Several techniques have been described for extraocular muscle transfer. The underlying principle for each procedure, except superior oblique tendon transfer, is to shift the pull of antagonist muscles to a point on the globe coinciding with the insertion of the rectus muscle lying between. The procedures shown have been described by the following:
B2 Modified O’Connor
*done in the case of an absent medial rectus
A limited number of manipulations can be performed on an extraocular muscle. The muscle can be shortened and then made to stretch, at first under tension, to the original preoperative distance between origin and insertion while presumably being more ‘effective;’ the muscle can be retroplaced with the same length of muscle going between two points closer together than the original origin and insertion; or a ‘longer’ muscle connecting the original origin and insertion can be created with myotomy or tenotomy. The insertion can be shifted to a new place on the globe, retaining the same innervation but having an altered mechanical effect.
Recent innovations in strabismus surgery include change in the arc of contact produced by the Faden operation (retroequatorial myopexy or posterior fixation suture); denervation of the inferior oblique muscle; detachment of the rectus muscles with sparing of the anterior ciliary vessels; and toxin injection at the motor end-plate to weaken a muscle’s function by interference with nerve transmission at the myoneural junction. Thermal disruption of selected eye muscle fibers has been described but has not yet been proven successful.

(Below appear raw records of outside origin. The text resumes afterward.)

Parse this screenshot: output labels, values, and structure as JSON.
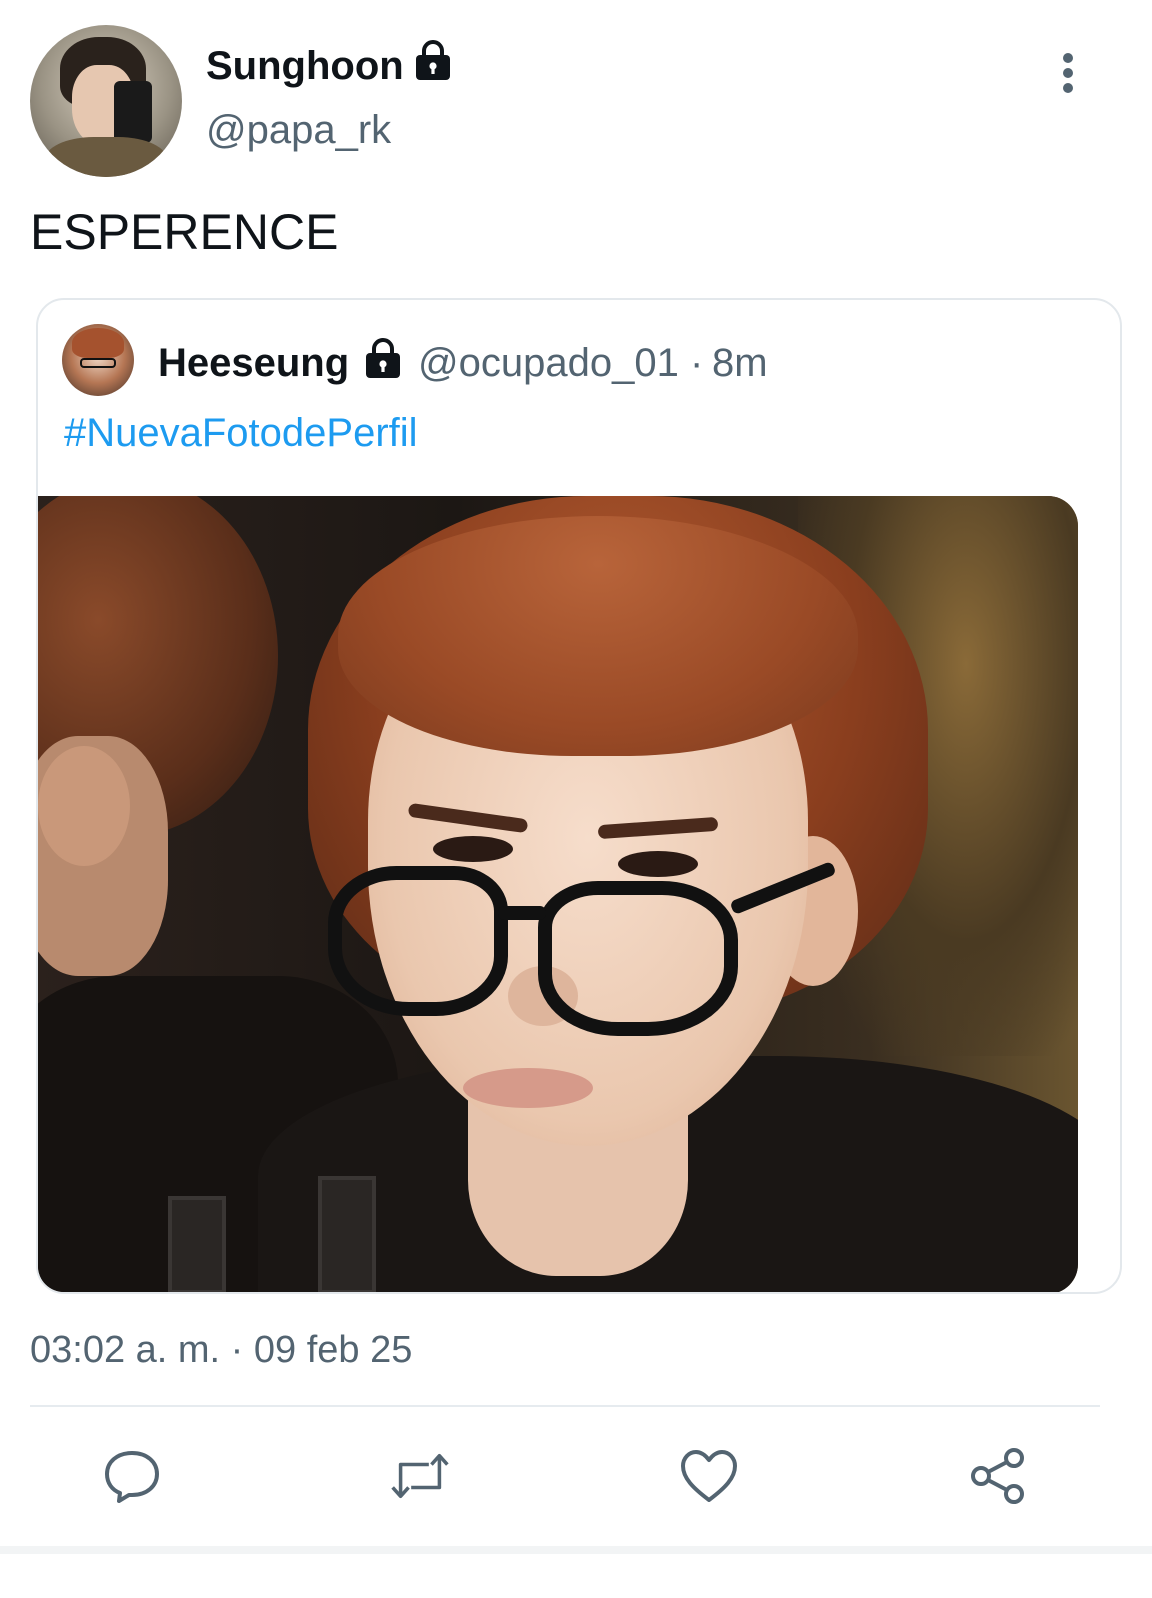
{
  "tweet": {
    "author": {
      "display_name": "Sunghoon",
      "handle": "@papa_rk",
      "protected_icon": "lock-icon"
    },
    "text": "ESPERENCE",
    "more_icon": "more-vertical-icon",
    "timestamp": "03:02 a. m. · 09 feb 25"
  },
  "quoted": {
    "display_name": "Heeseung",
    "protected_icon": "lock-icon",
    "handle": "@ocupado_01",
    "separator": "·",
    "time": "8m",
    "hashtag": "#NuevaFotodePerfil"
  },
  "actions": [
    {
      "icon": "reply-icon"
    },
    {
      "icon": "retweet-icon"
    },
    {
      "icon": "like-icon"
    },
    {
      "icon": "share-icon"
    }
  ],
  "colors": {
    "text": "#0f1419",
    "secondary": "#536471",
    "link": "#1d9bf0",
    "border": "#e3e8ec"
  }
}
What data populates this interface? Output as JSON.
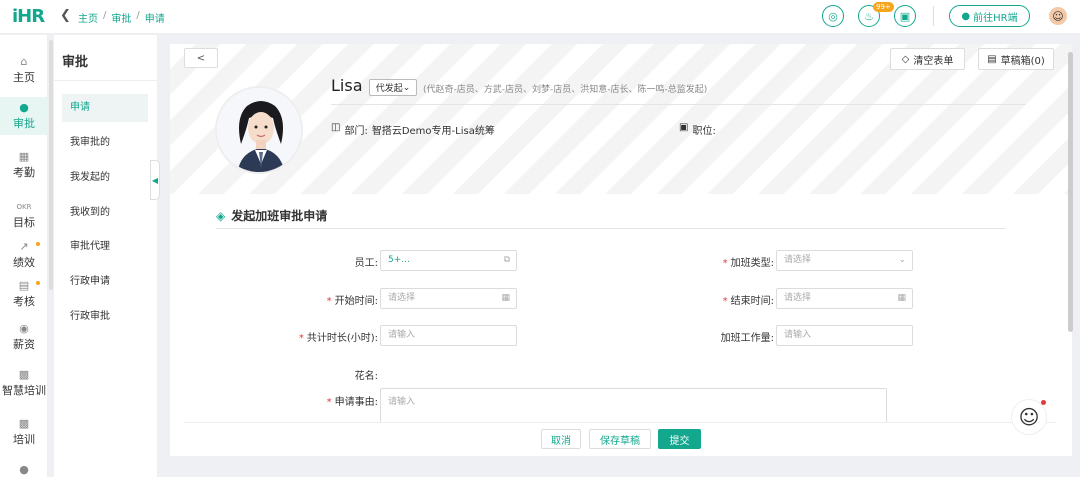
{
  "app": {
    "logo_text": "iHR"
  },
  "breadcrumb": {
    "items": [
      "主页",
      "审批",
      "申请"
    ]
  },
  "topbar": {
    "notification_badge": "99+",
    "hr_button_label": "前往HR端"
  },
  "nav": {
    "items": [
      {
        "label": "主页",
        "icon": "home-icon"
      },
      {
        "label": "审批",
        "icon": "user-icon",
        "active": true
      },
      {
        "label": "考勤",
        "icon": "calendar-icon"
      },
      {
        "label": "目标",
        "icon": "okr-icon",
        "icon_text": "OKR"
      },
      {
        "label": "绩效",
        "icon": "chart-icon",
        "dot": true
      },
      {
        "label": "考核",
        "icon": "document-icon",
        "dot": true
      },
      {
        "label": "薪资",
        "icon": "money-icon"
      },
      {
        "label": "智慧培训",
        "icon": "book-icon"
      },
      {
        "label": "培训",
        "icon": "book-icon"
      }
    ]
  },
  "subnav": {
    "title": "审批",
    "items": [
      "申请",
      "我审批的",
      "我发起的",
      "我收到的",
      "审批代理",
      "行政申请",
      "行政审批"
    ]
  },
  "toolbar": {
    "back_label": "<",
    "clear_label": "清空表单",
    "drafts_label": "草稿箱(0)"
  },
  "profile": {
    "name": "Lisa",
    "proxy_label": "代发起",
    "proxy_list": "(代赵奇-店员、方武-店员、刘梦-店员、洪知意-店长、陈一鸣-总监发起)",
    "dept_label": "部门:",
    "dept_value": "智搭云Demo专用-Lisa统筹",
    "position_label": "职位:",
    "position_value": ""
  },
  "form": {
    "title": "发起加班审批申请",
    "employee_label": "员工:",
    "employee_value": "5+...",
    "type_label": "加班类型:",
    "type_placeholder": "请选择",
    "start_label": "开始时间:",
    "start_placeholder": "请选择",
    "end_label": "结束时间:",
    "end_placeholder": "请选择",
    "hours_label": "共计时长(小时):",
    "hours_placeholder": "请输入",
    "workload_label": "加班工作量:",
    "workload_placeholder": "请输入",
    "flower_label": "花名:",
    "reason_label": "申请事由:",
    "reason_placeholder": "请输入"
  },
  "footer": {
    "cancel_label": "取消",
    "save_draft_label": "保存草稿",
    "submit_label": "提交"
  },
  "colors": {
    "accent": "#13a88e",
    "required": "#e4393c",
    "badge": "#f7a51c"
  }
}
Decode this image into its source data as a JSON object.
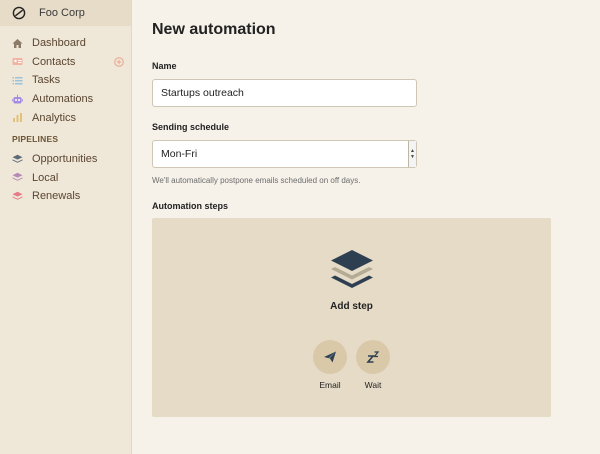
{
  "brand": {
    "name": "Foo Corp"
  },
  "sidebar": {
    "items": [
      {
        "label": "Dashboard",
        "icon": "home-icon",
        "color": "#8a7a66"
      },
      {
        "label": "Contacts",
        "icon": "contact-card-icon",
        "color": "#e9a08a"
      },
      {
        "label": "Tasks",
        "icon": "list-icon",
        "color": "#9cc3da"
      },
      {
        "label": "Automations",
        "icon": "robot-icon",
        "color": "#a48de0"
      },
      {
        "label": "Analytics",
        "icon": "bar-chart-icon",
        "color": "#e2c27a"
      }
    ],
    "pipelines_heading": "PIPELINES",
    "pipelines": [
      {
        "label": "Opportunities",
        "icon": "layers-icon",
        "color": "#5b6b77"
      },
      {
        "label": "Local",
        "icon": "layers-icon",
        "color": "#b58ab8"
      },
      {
        "label": "Renewals",
        "icon": "layers-icon",
        "color": "#e67a86"
      }
    ]
  },
  "main": {
    "title": "New automation",
    "name_label": "Name",
    "name_value": "Startups outreach",
    "schedule_label": "Sending schedule",
    "schedule_value": "Mon-Fri",
    "schedule_help": "We'll automatically postpone emails scheduled on off days.",
    "steps_label": "Automation steps",
    "add_step_label": "Add step",
    "step_options": [
      {
        "label": "Email",
        "icon": "paper-plane-icon"
      },
      {
        "label": "Wait",
        "icon": "sleep-icon"
      }
    ]
  },
  "colors": {
    "sidebar_bg": "#efe7d8",
    "page_bg": "#f6f2ea",
    "panel_bg": "#e6dbc7",
    "step_button_bg": "#d9c9a8",
    "dark_icon": "#2e3f52"
  }
}
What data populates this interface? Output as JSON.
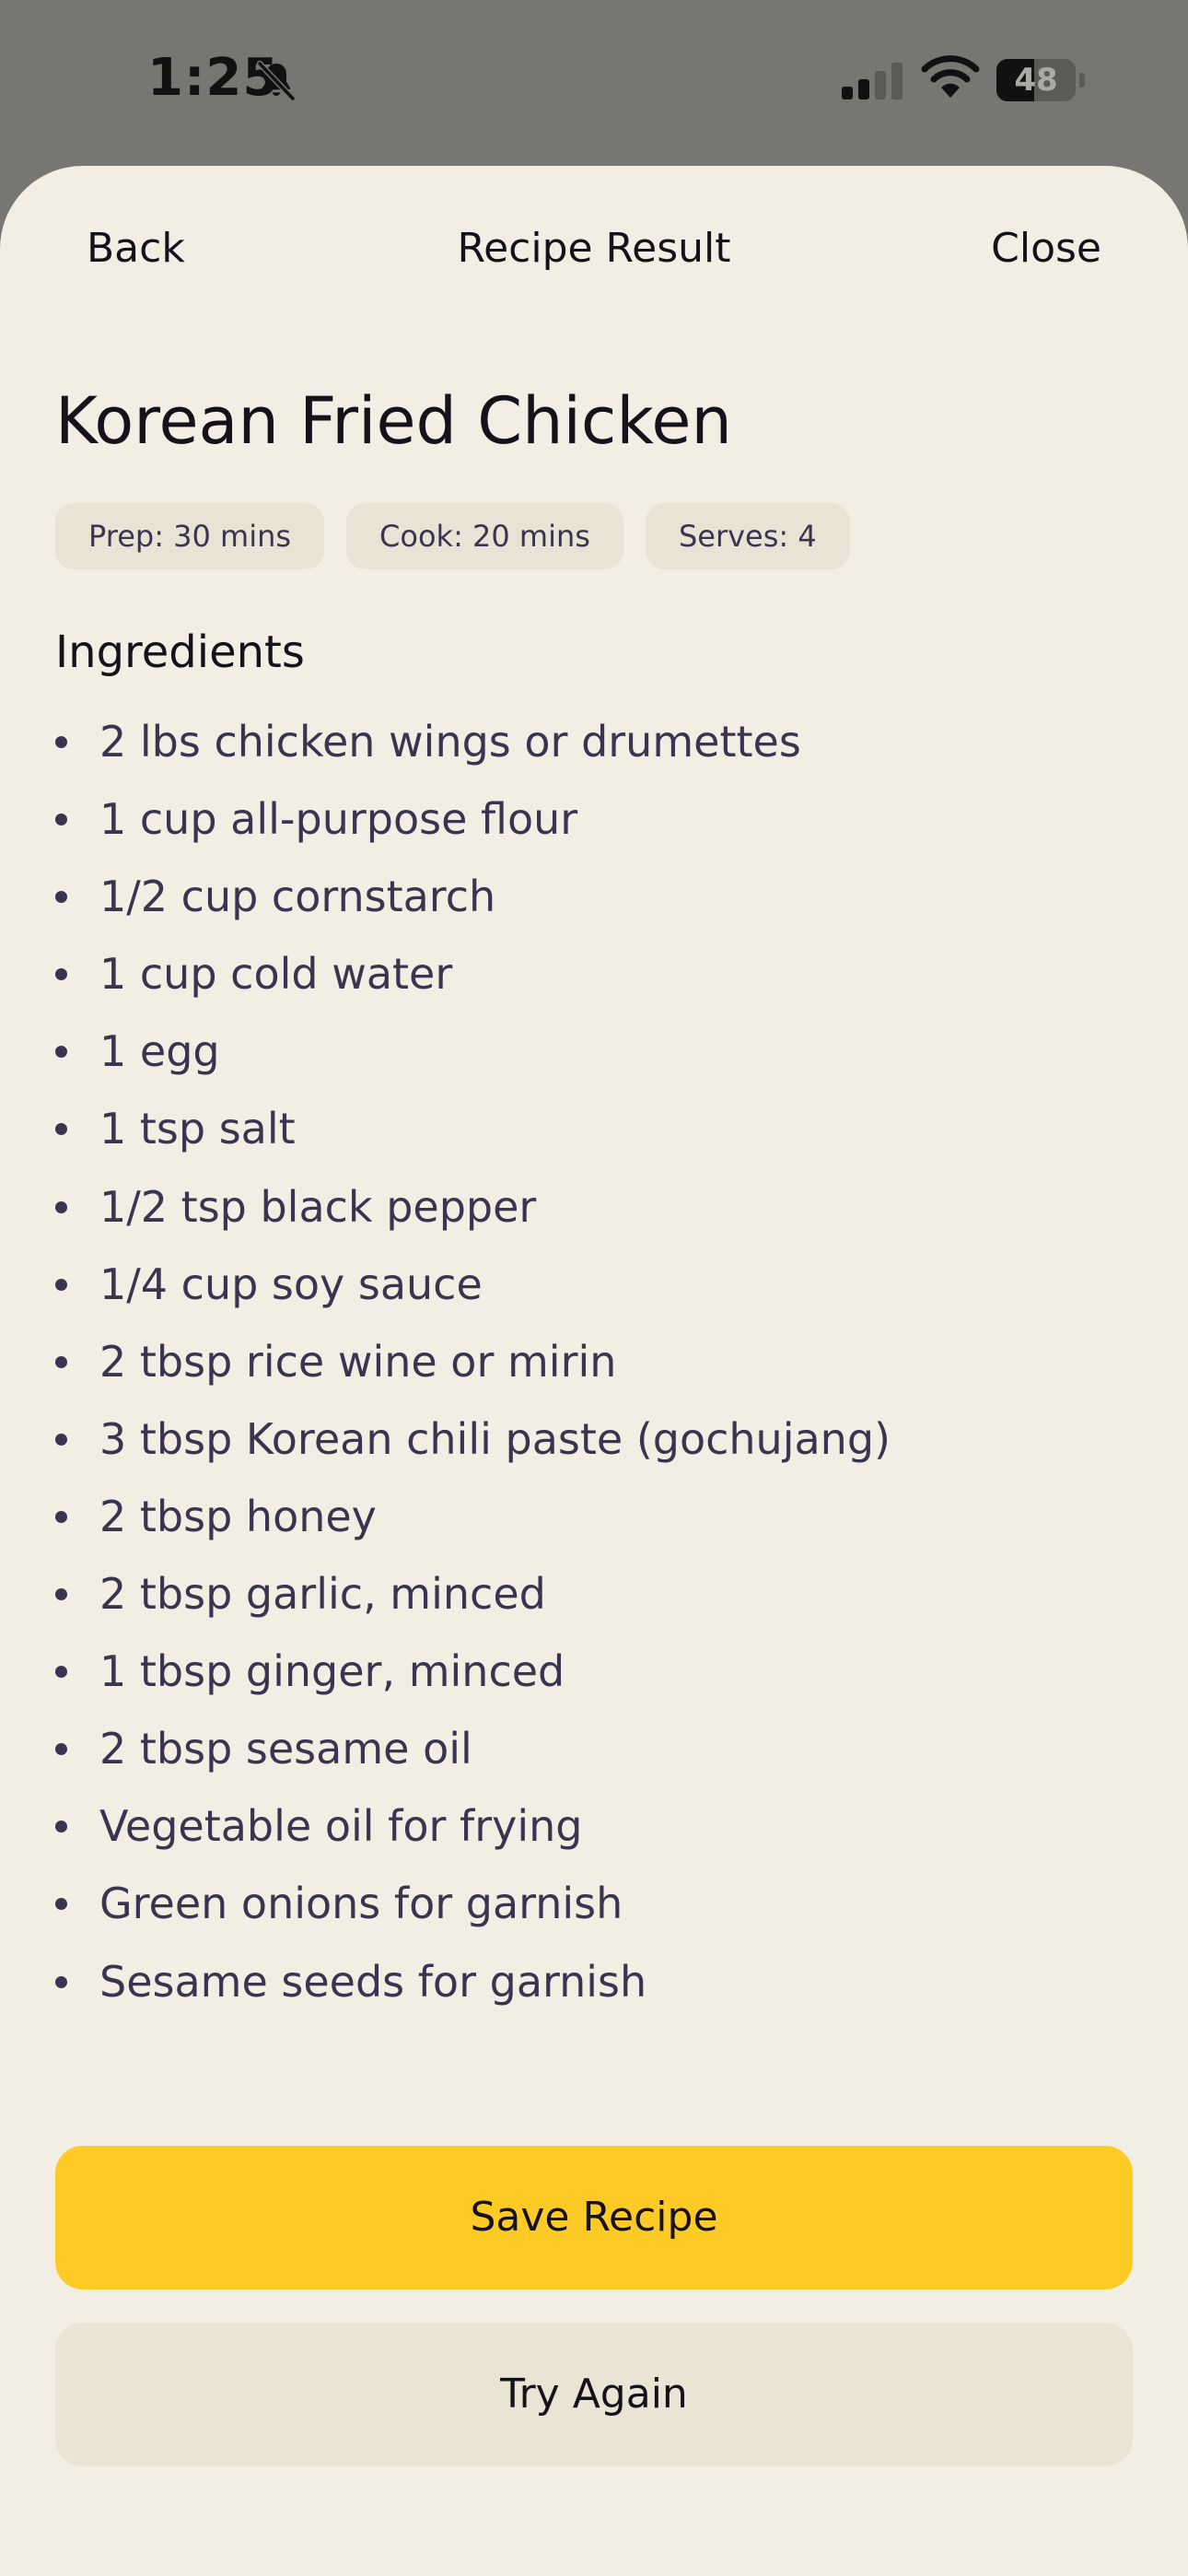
{
  "status_bar": {
    "time": "1:25",
    "battery_level": "48",
    "battery_fraction": 0.48,
    "bell_icon": "bell-slash-icon",
    "signal_icon": "cellular-signal-icon",
    "wifi_icon": "wifi-icon"
  },
  "nav": {
    "back_label": "Back",
    "title": "Recipe Result",
    "close_label": "Close"
  },
  "recipe": {
    "title": "Korean Fried Chicken",
    "meta": {
      "prep": "Prep: 30 mins",
      "cook": "Cook: 20 mins",
      "serves": "Serves: 4"
    },
    "ingredients_heading": "Ingredients",
    "ingredients": [
      "2 lbs chicken wings or drumettes",
      "1 cup all-purpose flour",
      "1/2 cup cornstarch",
      "1 cup cold water",
      "1 egg",
      "1 tsp salt",
      "1/2 tsp black pepper",
      "1/4 cup soy sauce",
      "2 tbsp rice wine or mirin",
      "3 tbsp Korean chili paste (gochujang)",
      "2 tbsp honey",
      "2 tbsp garlic, minced",
      "1 tbsp ginger, minced",
      "2 tbsp sesame oil",
      "Vegetable oil for frying",
      "Green onions for garnish",
      "Sesame seeds for garnish"
    ]
  },
  "actions": {
    "save_label": "Save Recipe",
    "retry_label": "Try Again"
  },
  "colors": {
    "backdrop": "#767672",
    "sheet": "#f2eee3",
    "chip": "#e8e3d4",
    "accent": "#fecb26",
    "secondary_button": "#e9e4d4",
    "text_primary": "#15121c",
    "text_secondary": "#3a3450"
  }
}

Early strabismus surgeons had an accurate grasp of muscle function but little appreciation for orbital fascial anatomy. Numerous references to the encountering of fat during strabismus surgery suggest that even the best surgeons found orbital fat on a routine basis. Except for referring to cutting across the conjunctiva, Tenon’s capsule, and the muscle capsule, scarcely a comment on these fascial tissues is found in early literature dealing with strabismus surgery. Modern strabismus surgery differs significantly from early strabismus surgery in its attention to detail in dealing with the orbital fascia and fat. Recent description of the anatomy of the trochlea, the inferior oblique, and especially of the muscle pulleys has provided new insight for strabismus surgeons.
These tissues are thought by some surgeons to be as important as the muscle itself. This book will emphasize the importance of technique in the belief that the surgeon who exercises impeccable care when dealing with all tissues encountered in strabismus surgery will attain better results.
Some operations that have been suggested by older surgeons or a few contemporary surgeons are not mentioned even as an option in either the historical or current sections. These omissions indicate a bias, which I hope will not result in overlooking useful procedures. Only procedures of sufficient historical interest or contemporary procedures that have some rational basis will be described. When appropriate, alternative techniques will be described.
The use of adhesives and plastic sleeves and sheets or caps mentioned in previous editions now are mentioned here only as a part of the history of strabismus surgery. Like many of the procedures shown in this chapter, these techniques sounded good, were tried, but now are relegated mostly to memory.
For a more complete review of the history of strabismology, the reader is advised to consult The History of Strabismology edited by Gunter von Noorden (J. P. Wayenborgh, Belgium, 2002).